Be mindful that on 30 May the Company’s subsidiary had secured from Philippine Amusement and Gaming Corporation (“PAGCOR”) for the Procurement of Supply and Delivery of Slot Machine Equipment for Casino Filipino Branches under ITB No. DC24-03-001COR (“the Project”) with a contract value of the Project of USD81,328,272.00 (equivalent to RM382 mil based on the exchange rate of RM4.7090 as at 30 May 2024). It was briefed to fund mangers all deliveries will be fulfilled in FY 2024 commencing from Q3. About 70% to 80% deliveries will be in Q3 and balance in Q4. We estimate this contract will contribute additional net profit amounting to about 10% on the contract amount or RM38 mil for FY 2024.


Conclusion

With no negative impact on its operations and strong growth prospects fuelled by new contracts, RGB is poised for a robust performance in FY 2024. The recent price dip may have presented a buying opportunity, potentially capitalized on by savvy investors.



Disclaimer

This publication is not a buy or sell call of the company and the contents of this publication should not be considered as professional financial investment advice or buy/sell recommendations. This publication (analysis) has been written for information purposes and general guidance on matters of interest for discussion only and does not constitute professional advice or legal opinion. The information contained in this publication (analysis) should not form the basis of any decision as to a particular course of action. You should not act upon the information contained in this publication without obtaining specific professional advice. Therefore, every investment decision and its associated risks are the responsibility of the investor.

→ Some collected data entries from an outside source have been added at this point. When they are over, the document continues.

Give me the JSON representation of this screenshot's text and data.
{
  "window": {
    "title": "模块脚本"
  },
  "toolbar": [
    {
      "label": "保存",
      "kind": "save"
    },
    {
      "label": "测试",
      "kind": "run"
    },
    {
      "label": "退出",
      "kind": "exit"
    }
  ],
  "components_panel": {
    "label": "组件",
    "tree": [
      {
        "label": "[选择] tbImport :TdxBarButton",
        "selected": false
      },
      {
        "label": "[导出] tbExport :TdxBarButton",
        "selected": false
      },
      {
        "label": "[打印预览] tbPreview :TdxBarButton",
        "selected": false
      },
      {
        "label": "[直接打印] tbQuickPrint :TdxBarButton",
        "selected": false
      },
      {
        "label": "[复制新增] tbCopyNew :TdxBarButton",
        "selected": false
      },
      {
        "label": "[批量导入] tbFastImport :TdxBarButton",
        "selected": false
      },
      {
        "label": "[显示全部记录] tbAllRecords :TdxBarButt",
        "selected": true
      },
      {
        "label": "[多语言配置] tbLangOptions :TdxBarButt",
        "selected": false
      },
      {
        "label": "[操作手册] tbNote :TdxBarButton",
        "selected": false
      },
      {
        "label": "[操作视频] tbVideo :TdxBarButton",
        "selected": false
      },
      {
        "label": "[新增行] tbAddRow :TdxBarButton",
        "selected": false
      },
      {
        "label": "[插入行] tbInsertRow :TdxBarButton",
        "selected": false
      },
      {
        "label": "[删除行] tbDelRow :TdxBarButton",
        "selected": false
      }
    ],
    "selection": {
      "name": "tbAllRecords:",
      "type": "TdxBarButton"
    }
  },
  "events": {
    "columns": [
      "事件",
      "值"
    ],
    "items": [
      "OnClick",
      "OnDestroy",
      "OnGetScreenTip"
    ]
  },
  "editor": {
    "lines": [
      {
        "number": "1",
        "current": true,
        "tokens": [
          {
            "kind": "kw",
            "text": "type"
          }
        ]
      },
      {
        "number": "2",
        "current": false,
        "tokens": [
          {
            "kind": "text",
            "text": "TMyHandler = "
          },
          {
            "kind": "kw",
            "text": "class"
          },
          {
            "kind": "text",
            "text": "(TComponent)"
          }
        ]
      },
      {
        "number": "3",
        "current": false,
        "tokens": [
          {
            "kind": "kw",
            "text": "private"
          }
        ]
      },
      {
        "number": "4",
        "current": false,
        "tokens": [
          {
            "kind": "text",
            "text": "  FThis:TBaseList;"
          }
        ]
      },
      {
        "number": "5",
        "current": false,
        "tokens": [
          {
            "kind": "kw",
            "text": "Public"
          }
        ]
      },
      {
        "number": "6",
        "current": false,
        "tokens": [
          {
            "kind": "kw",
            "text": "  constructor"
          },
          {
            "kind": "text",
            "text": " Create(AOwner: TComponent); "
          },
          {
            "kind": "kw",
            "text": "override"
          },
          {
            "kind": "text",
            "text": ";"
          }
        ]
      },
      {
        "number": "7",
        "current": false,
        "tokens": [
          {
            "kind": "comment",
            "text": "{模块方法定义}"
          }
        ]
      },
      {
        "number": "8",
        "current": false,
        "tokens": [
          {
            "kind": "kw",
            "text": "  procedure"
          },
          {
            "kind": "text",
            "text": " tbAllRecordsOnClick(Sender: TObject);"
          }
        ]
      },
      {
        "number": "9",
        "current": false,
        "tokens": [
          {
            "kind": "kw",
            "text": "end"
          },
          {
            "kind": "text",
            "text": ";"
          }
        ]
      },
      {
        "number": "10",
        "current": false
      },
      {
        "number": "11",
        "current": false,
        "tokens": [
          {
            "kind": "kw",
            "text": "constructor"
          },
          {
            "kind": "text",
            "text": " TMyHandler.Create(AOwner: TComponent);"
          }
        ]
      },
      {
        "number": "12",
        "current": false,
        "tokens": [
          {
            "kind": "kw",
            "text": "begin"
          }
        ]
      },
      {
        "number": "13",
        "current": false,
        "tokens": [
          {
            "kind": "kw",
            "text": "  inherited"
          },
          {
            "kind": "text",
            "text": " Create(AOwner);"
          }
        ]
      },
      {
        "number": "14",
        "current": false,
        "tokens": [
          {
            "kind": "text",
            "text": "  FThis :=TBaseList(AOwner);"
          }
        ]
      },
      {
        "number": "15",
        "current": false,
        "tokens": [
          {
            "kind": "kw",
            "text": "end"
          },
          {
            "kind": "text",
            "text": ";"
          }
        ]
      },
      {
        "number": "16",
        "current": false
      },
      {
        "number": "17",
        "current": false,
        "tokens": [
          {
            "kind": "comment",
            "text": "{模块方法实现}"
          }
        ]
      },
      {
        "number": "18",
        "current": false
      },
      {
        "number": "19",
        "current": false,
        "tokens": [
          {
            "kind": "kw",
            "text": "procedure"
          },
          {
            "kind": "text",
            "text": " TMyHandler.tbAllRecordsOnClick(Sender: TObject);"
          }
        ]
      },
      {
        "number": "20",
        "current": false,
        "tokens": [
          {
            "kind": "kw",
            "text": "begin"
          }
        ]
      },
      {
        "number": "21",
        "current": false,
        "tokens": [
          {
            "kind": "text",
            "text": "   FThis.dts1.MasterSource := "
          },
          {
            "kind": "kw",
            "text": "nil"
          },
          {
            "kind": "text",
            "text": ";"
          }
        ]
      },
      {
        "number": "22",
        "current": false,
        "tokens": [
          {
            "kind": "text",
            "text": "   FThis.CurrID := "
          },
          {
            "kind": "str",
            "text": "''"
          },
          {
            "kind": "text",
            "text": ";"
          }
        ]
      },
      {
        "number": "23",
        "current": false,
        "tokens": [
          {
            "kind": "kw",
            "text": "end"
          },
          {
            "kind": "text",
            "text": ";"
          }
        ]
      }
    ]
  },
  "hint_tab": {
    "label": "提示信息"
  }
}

Above analysis is prepared by the author free of charge solely for educational purpose and discussion in the group consented by the author and shall not constitute an investment advice or recommendation to sell and/or buy the share(s) mentioned in this analysis. The views are based on the author’s assumptions and estimations as of this date and subject to change, for educational and informational purposes. Please consult your licensed adviser in any of your investment decision.